Full disclosure…I come from a religious tradition that is known for its rituals, and I spent my professional career in the U.S. Navy, which has its own rich tradition of rituals.
All that said, I was especially taken by David Brooks’ recent piece that suggested, “There Should Be More Rituals.” Here’s how he began:
Recently I’ve been playing a game in my head called “There should be a ritual for. …” For example, there should be a ritual for when a felon has finished his sentence and is welcomed back whole into the community. There should be a ritual for when a family moves onto a street and the whole block throws a barbecue of welcome and membership.
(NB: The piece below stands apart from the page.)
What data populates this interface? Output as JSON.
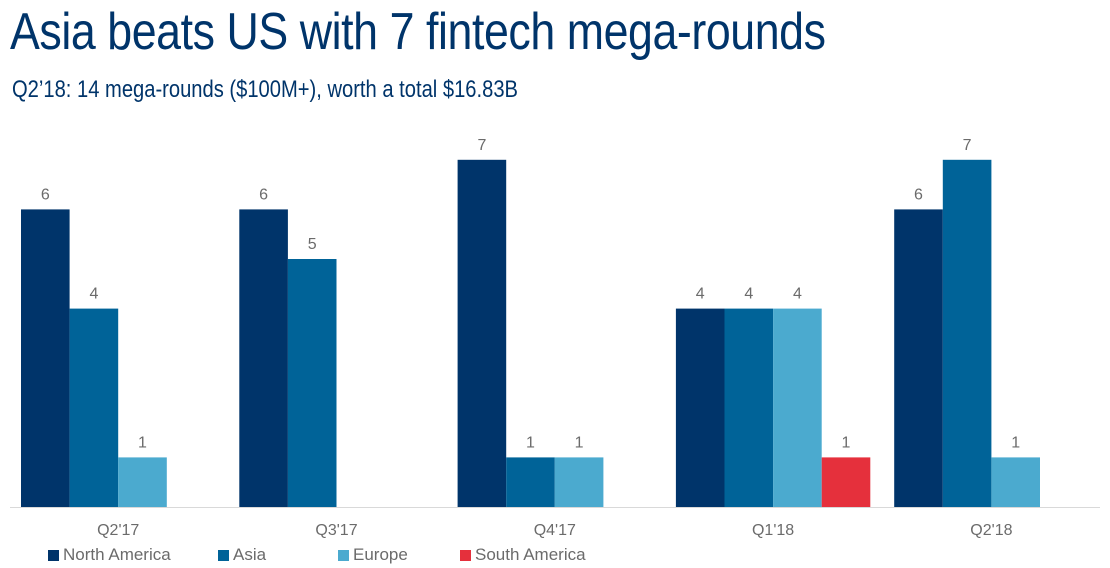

There should be a ritual for the kids in modern blended families when they move in and join their lives together. There should be a ritual for when you move out of your house and everybody shares memories from the different rooms there.
I could go on and on. Dozens of rituals pop into mind once you start playing this game. Religious societies are dense with rituals — Jewish men lay on tefillin, Catholics pray the rosary — but we live in a secular society where rituals are thin on the ground.
So great is our hunger for rituals that when we come upon one of the few remaining ones — weddings, bar mitzvahs, quinceañeras — we tend to overload them and turn them into expensive bloated versions of themselves.
I think you get the point…embracing rituals is about slowing down our lives and living in the moment!